久しぶりに歩き疲れたyu-ichiです
普段全然歩かないので、土曜日に一日中歩いたら足が筋肉痛になりました。
さて、今回はClaudeのお話です。
Anthropicが、AIコーディングツールの「Claude Code」向けに、リアルタイムで脆弱性を自動で見つけて直してくれる公式プラグイン「security-guidance」を無料でリリースしました!
すべてのプランのユーザーが今すぐ使えます。
今までは手動でセキュリティコマンドを叩いたり、別のツールと連携させたりする手間がありましたが、これからはいつもの開発フローの中にセキュリティチェックが完全に自動で組み込まれるようです。
1.開発フローに密着する「3つのタイミング」で脆弱性を検証
「security-guidance」の一番いいところは、コードを書いてからコミットするまでの流れに合わせて、3つのタイミングで勝手にレビューしてくれる点です。
自分でわざわざコマンドを実行する必要は一切ありません。
タイミングその1:ファイル編集時(超高速・トークン消費ゼロ)
ファイルを編集した瞬間に動くレイヤーです。
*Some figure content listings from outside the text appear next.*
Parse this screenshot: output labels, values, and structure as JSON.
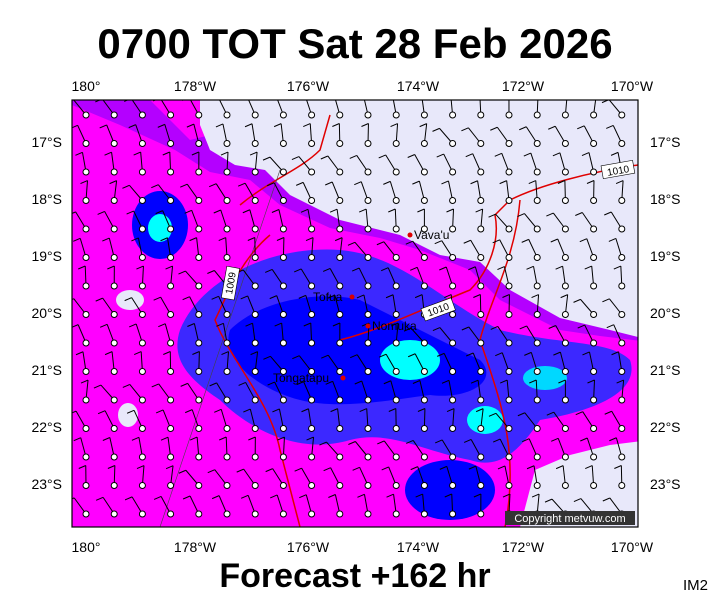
{
  "title": "0700 TOT Sat 28 Feb 2026",
  "footer": "Forecast +162 hr",
  "corner_label": "IM2",
  "map": {
    "lon_labels": [
      "180°",
      "178°W",
      "176°W",
      "174°W",
      "172°W",
      "170°W"
    ],
    "lat_labels": [
      "17°S",
      "18°S",
      "19°S",
      "20°S",
      "21°S",
      "22°S",
      "23°S"
    ],
    "places": [
      "Vava'u",
      "Tofua",
      "Nomuka",
      "Tongatapu"
    ],
    "isobar_labels": [
      "1010",
      "1009",
      "1010"
    ],
    "copyright": "Copyright metvuw.com"
  }
}
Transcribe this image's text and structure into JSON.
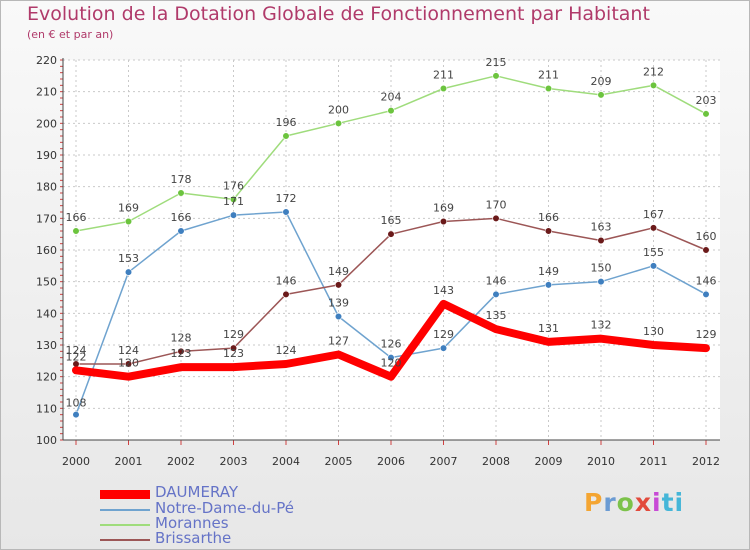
{
  "header": {
    "title": "Evolution de la Dotation Globale de Fonctionnement par Habitant",
    "subtitle": "(en € et par an)"
  },
  "logo": {
    "text": "Proxiti"
  },
  "chart_data": {
    "type": "line",
    "x": [
      2000,
      2001,
      2002,
      2003,
      2004,
      2005,
      2006,
      2007,
      2008,
      2009,
      2010,
      2011,
      2012
    ],
    "x_tick_labels": [
      "2000",
      "2001",
      "2002",
      "2003",
      "2004",
      "2005",
      "2006",
      "2007",
      "2008",
      "2009",
      "2010",
      "2011",
      "2012"
    ],
    "ylim": [
      100,
      220
    ],
    "y_ticks": [
      100,
      110,
      120,
      130,
      140,
      150,
      160,
      170,
      180,
      190,
      200,
      210,
      220
    ],
    "y_tick_labels": [
      "100",
      "110",
      "120",
      "130",
      "140",
      "150",
      "160",
      "170",
      "180",
      "190",
      "200",
      "210",
      "220"
    ],
    "grid": true,
    "legend_position": "bottom-left",
    "series": [
      {
        "name": "DAUMERAY",
        "color": "#ff0000",
        "values": [
          122,
          120,
          123,
          123,
          124,
          127,
          120,
          143,
          135,
          131,
          132,
          130,
          129
        ],
        "labels": [
          "122",
          "120",
          "123",
          "123",
          "124",
          "127",
          "120",
          "143",
          "135",
          "131",
          "132",
          "130",
          "129"
        ]
      },
      {
        "name": "Notre-Dame-du-Pé",
        "color": "#6fa3cf",
        "point_color": "#3f7fbf",
        "values": [
          108,
          153,
          166,
          171,
          172,
          139,
          126,
          129,
          146,
          149,
          150,
          155,
          146
        ],
        "labels": [
          "108",
          "153",
          "166",
          "171",
          "172",
          "139",
          "126",
          "129",
          "146",
          "149",
          "150",
          "155",
          "146"
        ]
      },
      {
        "name": "Morannes",
        "color": "#9fdc7c",
        "point_color": "#6cc43e",
        "values": [
          166,
          169,
          178,
          176,
          196,
          200,
          204,
          211,
          215,
          211,
          209,
          212,
          203
        ],
        "labels": [
          "166",
          "169",
          "178",
          "176",
          "196",
          "200",
          "204",
          "211",
          "215",
          "211",
          "209",
          "212",
          "203"
        ]
      },
      {
        "name": "Brissarthe",
        "color": "#9c5656",
        "point_color": "#6b1a1a",
        "values": [
          124,
          124,
          128,
          129,
          146,
          149,
          165,
          169,
          170,
          166,
          163,
          167,
          160
        ],
        "labels": [
          "124",
          "124",
          "128",
          "129",
          "146",
          "149",
          "165",
          "169",
          "170",
          "166",
          "163",
          "167",
          "160"
        ]
      }
    ]
  }
}
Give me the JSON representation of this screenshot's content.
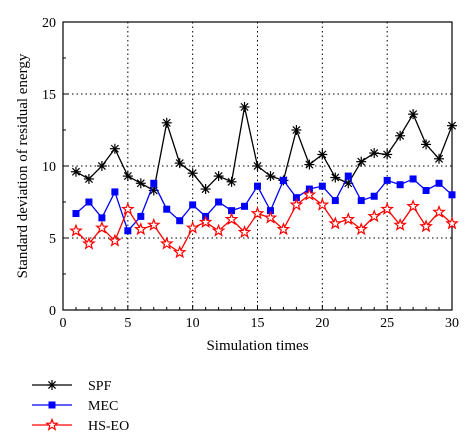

ここはAIを裏で呼び出さずにローカルのパターンマッチングでチェックするため、APIのトークンを一切消費しません。
開発の手を止めない超高速レスポンスなのも嬉しいポイントです。
タイミングその2:ターン終了時(対話型の自動修正)
AIとのやり取りやコード変更のキリがいいタイミングで、変更履歴をまるごとレビューしてくれます。
もし怪しいところがあれば自動的にClaudeにフィードバックされ、その画面のまま「こう直すと安全だよ」と修正案を出してくれます。
タイミングその3:コミット時(包括的なセキュリティレビュー)
変更した差分だけでなく、周りのコードの文脈まで読み取って本格的な脆弱性検証を行います。
コードインジェクションや、危険なデシリアライズ、認証不備などのヤバい欠陥が本番環境に混ざってしまうのを、コミットの段階で未然に防ぎます。
このプラグインのセキュリティチェックは、実際にコードを書いているClaudeの画面とは別の、完全に独立した裏方のセッションで実行されます。
コードを作った本人(AI)のバイアスを排除して、客観的なサードパーティの視点で厳格にダブルチェックしてくれる仕組みです。
2.社内テストではプルリクのセキュリティ指摘が30〜40%減少!
Anthropicの社内テストによると、このプラグインを導入したことで、プルリクエストのときに出るセキュリティ関連の指摘コメントが30%〜40%も減ったそうです。
人間がレビューして見つける前に、大部分の脆弱性を自動で叩き落としてくれている証拠ですね。
デフォルトのルールだけでなく、自分たちの開発環境に合わせて独自のカスタムルールを追加して拡張できるようにもなっているようです。
3.導入方法(インストールコマンド)
Claude Codeが動く環境なら、以下のコマンドを1行実行するだけでインストールできます。
/plugin install security-guidance@claude-plugins-official
動作に必要な要件は以下の通りです。
・Claude Code CLI:バージョン 2.1.144 以降
・Python:3.8 以降
※入れる前に、一応「claude –version」とかでCLIが最新版になっているか確認しておくと安心です。
AIを使うと爆速でコードを書けますが、うっかり危険なコードを埋め込んでしまうリスクも常に隣り合わせでした。
特にプログラミングの知識や経験の無い初心者でもプログラムが作れる!という紹介動画などが溢れていますが、セキュリティに関して説明がないものがほとんどで、危ないな〜と思っていました。
編集時の無料・爆速チェックから、コミット前のディープレビューまで、強力な防衛線を「無料かつ自動」で用意してくれたのは本当にありがたいですね。
Claude Codeを使っている人は、安全な開発環境を作るために今すぐインストールして試してみてください!